Eight years later, one of the two girls in the group, Aditi, decides to marry a straight-laced engineer (Kunaal Roy Kapur) and her old friends descend on a resort in Udaipur for the grand betrothal.
And like they did the first time around, they come and go talking about love, friendship and the need to grow up even as they consume a whole lot of liquor.
Between the swigs, love and friendship do happen, but the quartet does not quite grow up.
The high-flying Bunny, after several years of globe-trotting as a television cameraman, talks of the pleasure of watching Phantom of the Opera on Broadway. In response, the more rooted Naina extols the joy of seeing Dilwale Dulhaniya Le Jaayenge with a tub of popcorn at Maratha Mandir.
Yeh Jawaani Hai Deewani is clearly more of the latter than the former although it does occasionally betray the ambition to be larger in scope than what it is capable of.

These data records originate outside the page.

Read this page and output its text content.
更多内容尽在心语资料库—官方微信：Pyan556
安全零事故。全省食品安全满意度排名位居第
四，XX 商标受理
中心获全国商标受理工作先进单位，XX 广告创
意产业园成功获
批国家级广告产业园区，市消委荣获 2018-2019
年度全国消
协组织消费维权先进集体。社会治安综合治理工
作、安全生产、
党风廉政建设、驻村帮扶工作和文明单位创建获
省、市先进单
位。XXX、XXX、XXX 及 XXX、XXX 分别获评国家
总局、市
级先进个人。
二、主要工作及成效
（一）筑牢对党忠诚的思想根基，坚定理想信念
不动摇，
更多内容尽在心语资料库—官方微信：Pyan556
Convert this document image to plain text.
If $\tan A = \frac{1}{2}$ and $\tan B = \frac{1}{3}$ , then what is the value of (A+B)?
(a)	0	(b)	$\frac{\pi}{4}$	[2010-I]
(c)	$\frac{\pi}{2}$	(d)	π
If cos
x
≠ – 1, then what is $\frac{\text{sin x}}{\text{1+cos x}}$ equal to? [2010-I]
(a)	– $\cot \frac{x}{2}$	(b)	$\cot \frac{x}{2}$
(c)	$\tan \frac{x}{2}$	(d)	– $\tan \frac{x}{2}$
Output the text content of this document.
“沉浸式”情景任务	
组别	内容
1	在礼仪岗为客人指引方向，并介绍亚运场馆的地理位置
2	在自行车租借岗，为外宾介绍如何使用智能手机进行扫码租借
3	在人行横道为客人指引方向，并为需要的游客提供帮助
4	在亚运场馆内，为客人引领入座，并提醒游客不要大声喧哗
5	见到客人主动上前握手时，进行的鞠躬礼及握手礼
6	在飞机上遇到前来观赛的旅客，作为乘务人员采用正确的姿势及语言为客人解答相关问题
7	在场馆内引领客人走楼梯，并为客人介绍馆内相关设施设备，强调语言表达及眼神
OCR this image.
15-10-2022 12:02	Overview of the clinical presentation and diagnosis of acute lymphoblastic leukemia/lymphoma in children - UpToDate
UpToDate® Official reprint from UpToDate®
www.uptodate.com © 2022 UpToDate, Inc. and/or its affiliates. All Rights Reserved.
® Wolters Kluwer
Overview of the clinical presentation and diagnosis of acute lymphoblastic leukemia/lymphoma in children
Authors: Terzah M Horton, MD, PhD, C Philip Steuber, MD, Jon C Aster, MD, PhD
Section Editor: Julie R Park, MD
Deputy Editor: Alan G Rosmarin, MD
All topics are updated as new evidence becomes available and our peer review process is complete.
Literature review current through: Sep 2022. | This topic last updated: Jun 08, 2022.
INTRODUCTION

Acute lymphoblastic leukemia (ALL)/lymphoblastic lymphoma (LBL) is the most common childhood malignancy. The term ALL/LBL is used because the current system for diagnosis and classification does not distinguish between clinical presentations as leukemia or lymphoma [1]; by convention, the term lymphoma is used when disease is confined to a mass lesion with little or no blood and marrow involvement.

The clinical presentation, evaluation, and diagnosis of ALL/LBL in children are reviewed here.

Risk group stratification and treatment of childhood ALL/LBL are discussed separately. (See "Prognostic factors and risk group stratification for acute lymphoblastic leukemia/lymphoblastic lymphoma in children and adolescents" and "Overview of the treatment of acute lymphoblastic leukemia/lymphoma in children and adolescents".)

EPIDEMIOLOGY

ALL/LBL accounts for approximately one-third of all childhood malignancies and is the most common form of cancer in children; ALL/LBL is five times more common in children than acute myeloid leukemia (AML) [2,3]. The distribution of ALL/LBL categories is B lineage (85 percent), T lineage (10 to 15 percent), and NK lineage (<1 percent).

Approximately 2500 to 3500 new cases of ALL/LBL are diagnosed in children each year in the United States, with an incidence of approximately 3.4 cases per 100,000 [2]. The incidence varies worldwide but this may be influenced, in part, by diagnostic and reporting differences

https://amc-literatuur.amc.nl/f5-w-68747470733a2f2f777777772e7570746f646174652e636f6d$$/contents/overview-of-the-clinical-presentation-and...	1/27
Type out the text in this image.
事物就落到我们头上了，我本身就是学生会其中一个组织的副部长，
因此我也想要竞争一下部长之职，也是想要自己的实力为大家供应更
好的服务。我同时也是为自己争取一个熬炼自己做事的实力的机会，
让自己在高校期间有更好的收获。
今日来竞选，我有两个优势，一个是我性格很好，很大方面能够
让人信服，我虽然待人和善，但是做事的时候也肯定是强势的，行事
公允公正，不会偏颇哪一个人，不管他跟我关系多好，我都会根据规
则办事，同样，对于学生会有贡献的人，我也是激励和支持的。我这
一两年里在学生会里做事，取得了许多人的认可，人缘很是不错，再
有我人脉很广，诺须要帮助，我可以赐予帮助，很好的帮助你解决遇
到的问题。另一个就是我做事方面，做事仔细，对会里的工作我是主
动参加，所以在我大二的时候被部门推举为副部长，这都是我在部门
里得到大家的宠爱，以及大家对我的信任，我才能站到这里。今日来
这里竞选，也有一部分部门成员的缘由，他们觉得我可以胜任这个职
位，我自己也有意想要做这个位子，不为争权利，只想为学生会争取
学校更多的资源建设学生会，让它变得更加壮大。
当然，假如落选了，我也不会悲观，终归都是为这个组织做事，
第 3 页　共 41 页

It is a mildly diverting film at best. Its musical set pieces are robustly staged and with Ranbir Kapoor at the centre of them all, they are fun while they last.
The characters are rather sketchily etched and the psychological bends that they encounter on the way to self-realization are far too simplistic to catch the audience by surprise.
Neither the romance nor the drama that the film seeks to whip up can salvage it from being just another harmless romp aimed at an undemanding audience that is comfortable with swimming at the shallow end of life.
There is no denying, however, that Yeh Jawaani Hai Deewani is gorgeously filmed, the locations are eye-popping, and the guys and dolls that people the tale are a bunch of attractive people.
The two lead actors, Ranbir Kapoor and Deepika Padukone, do make a fetching onscreen pair. And they are well complemented by Aditya Roy Kapur and Kalki Koechlin.
It is the erratic narrative arc that is a letdown. Overlong, sluggish and fluffy, it meanders through varied locations as the young lovers/friends seek to reconnect with each other after a few years of being apart.
The song and dance routines, no matter how foot-tapping they are, do not quite possess the kind of infectious energy that can offset the clichés around which they are wrapped and turn the film into something more than just superficially enjoyable.
Yeh Jawaani Hai Deewani is a mix of Dil Chahta Hai and Zindagi Na Milegi Dobara, with dollops of 3 Idiots thrown in for good measure. It is all served up in a Karan Johar-style concoction where the backdrops – both indoors and the locations – are infinitely more expressive than the inner worlds of the young characters.
The impulses of the quartet of friends, who predictably include one couple that is on the verge of a lifelong relationship but are either unable or not keen enough to express their love for each other, are hardly explained in logical and convincing terms. As a result, the fragmented storyline hurtles forward only in fits and starts.
The heroine is head over heels in love. The boy she is smitten with is averse to making a commitment. The girl is unable to communicate her true feelings. So you know exactly what the outcome is going to be. They will keep crossing each other’s path until true love is found.
Director Ayan Mukherji, who gave an impressive account of himself in his debut film, Wake Up Sid, appears to have allowed the skills that he displayed the first time around to go into deep slumber.
Not that Yeh Jawaani Hai Deewani is a sleeping pill. It is not. But it could certainly have done with a little more narrative verve.